Carcinoma is diagnosed as arising within a fibroadenoma if: (i) The carcinoma is entirely encased within the fibroadenoma or (ii) if the carcinoma is only focally involved with the adjacent breast tissue [2]. The reported mean ages of patients with carcinoma in fibroadenoma are between 42 and 44 years of age, roughly 20 years after the peak age of occurrence [3–5]. The incidence of carcinoma arising within fibroadenoma is rare, ranging between 0.002 and 0.125% [6–8]. To date, <130 cases have been reported in the worldwide literature [4, 9–12]. Carcinoma in situ (both ductal and lobular) is the commonest type of malignancy [12]. Invasive carcinoma is rare, even more so for lobular carcinomas which make up 3.4% of malignancies in fibroadenomas [8, 9, 13]. Microinvasive carcinoma, defined by the latest Tumour, Node, Metastasis (TNM) classification as invasive carcinoma ‘with no invasive focus more than 1mm in greatest dimension’, is most frequently seen in association with high-grade ductal carcinoma in situ (DCIS), but also occurs in LCIS [14]. There has only been one reported case of microinvasive lobular carcinoma within a fibroadenoma described in a 51-year-old lady with no previous breast biopsy [15].

We present an unusual case of microinvasive carcinoma associated with classic lobular carcinoma in situ within a previously biopsied fibroadenoma in a young patient. Although she had imaging and core needle biopsy proving the mass to be a fibroadenoma with no evidence of malignancy, microinvasive carcinoma was eventually diagnosed after excision was performed due to recent significant increase in size and development of indeterminate features on sonography. This demonstrates the importance of vigilance during surveillance of patients with fibroadenomas as carcinoma can develop in young patients even with previously biopsy-proven benign lesions.
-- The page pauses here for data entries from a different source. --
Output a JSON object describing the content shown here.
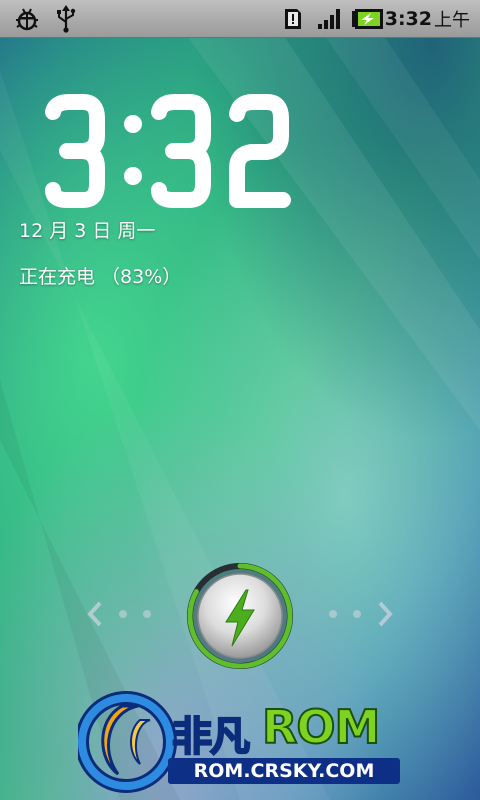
{
  "status_bar": {
    "left_icons": [
      "usb-debugging-icon",
      "usb-icon"
    ],
    "right_icons": [
      "sd-card-icon",
      "signal-icon",
      "battery-charging-icon"
    ],
    "time": "3:32",
    "ampm": "上午"
  },
  "lockscreen": {
    "clock": "3:32",
    "date": "12 月 3 日 周一",
    "charging": "正在充电 （83%）",
    "unlock_icon": "lightning-icon",
    "battery_percent": 83
  },
  "watermark": {
    "brand_cn": "非凡",
    "brand_rom": "ROM",
    "url": "ROM.CRSKY.COM"
  },
  "colors": {
    "accent_green": "#7ed321",
    "ring_green": "#5fbf2a",
    "statusbar": "#a9aaa9"
  }
}
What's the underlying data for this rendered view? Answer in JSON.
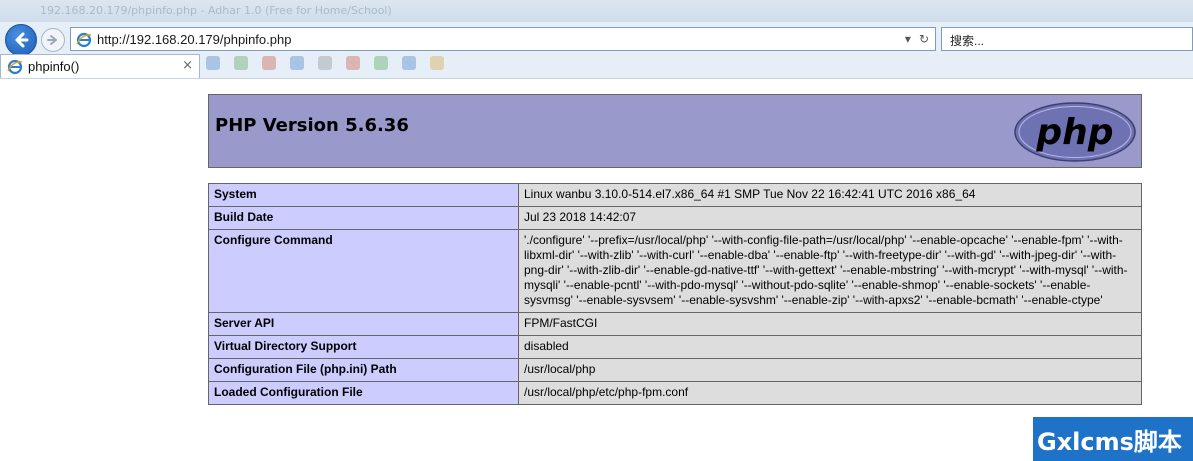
{
  "browser": {
    "window_title": "192.168.20.179/phpinfo.php - Adhar 1.0 (Free for Home/School)",
    "url": "http://192.168.20.179/phpinfo.php",
    "search_placeholder": "搜索...",
    "tab_title": "phpinfo()",
    "tab_close": "×",
    "addr_dropdown": "▾",
    "addr_refresh": "↻",
    "colors": {
      "chrome": "#e6eef7",
      "back_button": "#1a5db8"
    }
  },
  "phpinfo": {
    "version_title": "PHP Version 5.6.36",
    "logo_text": "php",
    "colors": {
      "header": "#9999cc",
      "key_cell": "#ccccff",
      "value_cell": "#dddddd"
    },
    "rows": [
      {
        "key": "System",
        "value": "Linux wanbu 3.10.0-514.el7.x86_64 #1 SMP Tue Nov 22 16:42:41 UTC 2016 x86_64"
      },
      {
        "key": "Build Date",
        "value": "Jul 23 2018 14:42:07"
      },
      {
        "key": "Configure Command",
        "value": "'./configure' '--prefix=/usr/local/php' '--with-config-file-path=/usr/local/php' '--enable-opcache' '--enable-fpm' '--with-libxml-dir' '--with-zlib' '--with-curl' '--enable-dba' '--enable-ftp' '--with-freetype-dir' '--with-gd' '--with-jpeg-dir' '--with-png-dir' '--with-zlib-dir' '--enable-gd-native-ttf' '--with-gettext' '--enable-mbstring' '--with-mcrypt' '--with-mysql' '--with-mysqli' '--enable-pcntl' '--with-pdo-mysql' '--without-pdo-sqlite' '--enable-shmop' '--enable-sockets' '--enable-sysvmsg' '--enable-sysvsem' '--enable-sysvshm' '--enable-zip' '--with-apxs2' '--enable-bcmath' '--enable-ctype'"
      },
      {
        "key": "Server API",
        "value": "FPM/FastCGI"
      },
      {
        "key": "Virtual Directory Support",
        "value": "disabled"
      },
      {
        "key": "Configuration File (php.ini) Path",
        "value": "/usr/local/php"
      },
      {
        "key": "Loaded Configuration File",
        "value": "/usr/local/php/etc/php-fpm.conf"
      }
    ]
  },
  "watermark": {
    "text": "Gxlcms脚本"
  }
}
If prior core needle biopsy has been performed, excision biopsy should be considered in cases of significant enlargement or development of new suspicious features as the malignancy may be very small and potentially missed on core needle biopsy.

CONCLUSION

Carcinoma can arise within fibroadenomas in young patients, and it is important to exercise vigilance for new suspicious changes in benign breast lesions. Excision biopsy should be considered in patients who had previous benign findings on core needle biopsy to avoid missing a malignancy.

PATIENT CONSENT

Consent was obtained from the patient who agreed with the publication of the case report.

CONFLICT OF INTEREST STATEMENT

The authors declare no conflict of interest.

FUNDING

None.

DATA AVAILABILITY

All data available in main manuscript.